C’est dans l’anonymat la plus total que la Mauritius Football Association, a organisé le 29 septembre dernier, dans ses locaux son assemblée générale annuelle. Une assemblée où certaines absences à l’instar de Mustapha Chitbahall, vice-président, n’est pas passé inaperçu et où depuis, les rumeurs vont bon train sur l’état des relations à l’intérieur du noyau dur de Samir Soobah. En effet, la question est effectivement posée en raison d’une partie de la fin du mandat officiel de 4 ans de l’actuelle équipe dirigeante de la MFA, depuis le vendredi 13 octobre dernier, et aussi par la décision que Samir Sobha a accepté bien malgré lui, à mettre la mise en place d’un « Steering Committee » qui a pour but de valoriser les statuts de la MFA en conformité avec le Sports Act 2016.

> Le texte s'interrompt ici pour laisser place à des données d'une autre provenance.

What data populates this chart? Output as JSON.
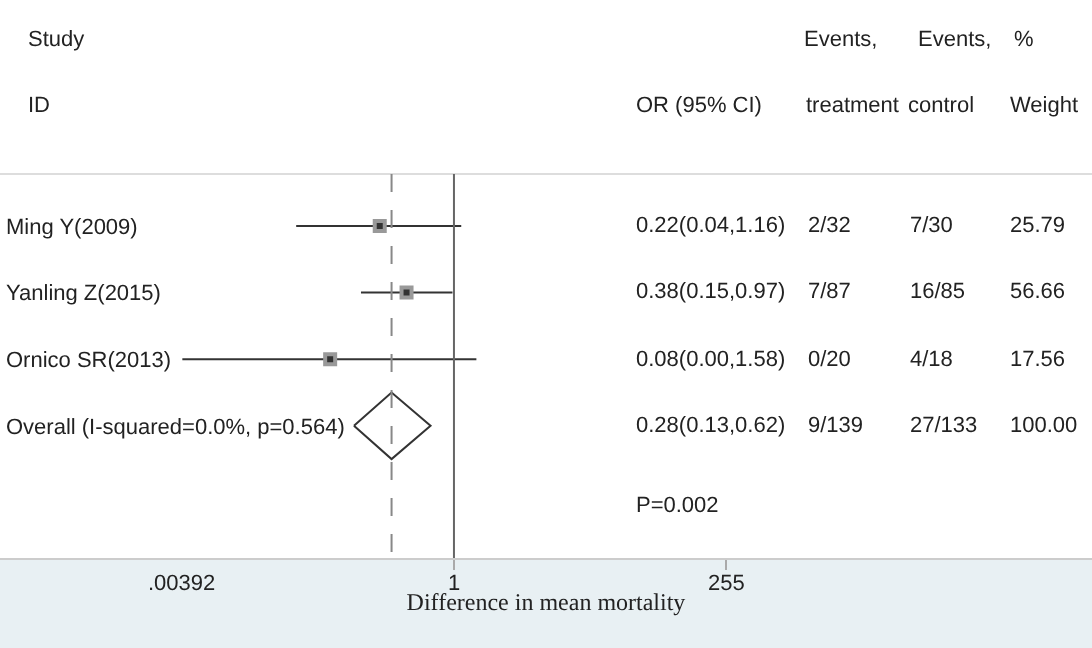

Dans ce Steering Committee présidé par Samuel Compty, on ne trouve personne, issue de l’actuel comité directeur de la MFA. En effet, autour de Samuel Compty (régional BBRH) on retrouve Roopesh Neerungun de la région de Pamplemousses, qui représente les équipes professionnelles, Rodney Penny du CSSC issu de la D1 et Shakeel Gooburdhun venant de la D2. Est-ce un signe avant coureur d’un changement qui s’annonce au sein de la MFA? Rien n’est certain, mais toujours est-il que c’est sur l’insistance des clubs présents à l’assemblée générale  que «le tug of war» entre la MFA et le MJS, prenne fin. C’est le pourquoi de ce comité.
Trois points litigieux
Selon son président, il existe trois points litigieux entre les statuts de la MFA et le Sports Act 2016, qu’il faut trouver des solutions. «Nous avons déjà eu une première réunion de travail qui nous a permis d’identifier les problèmes et nous avons besoin maintenant de rencontrer tous les stakeholders pour trouver des solutions qui conviennent à tout le monde, y compris le MJS et le Registrar of Association», a indiqué à Week-End, Samuel Compty.  Ce dernier, souligne de la nécessité pour que ce comité travaille vite, afin de formuler des propositions claires et concrètes à la fin du mois d’octobre.
Selon les informations de Week-End, les trois points litigieux sont :
(1) le membership de la MFA, notamment sur la question qui est celui qui est autorisé à assister et à voter lors d’une assemblée générale
(2) le mode d’élection pour la MFA par poste et
(3) l’absence d’un secrétaire et d’un trésorier au sein du comité directeur de la MFA, alors que le Sports Act, stipule le contraire.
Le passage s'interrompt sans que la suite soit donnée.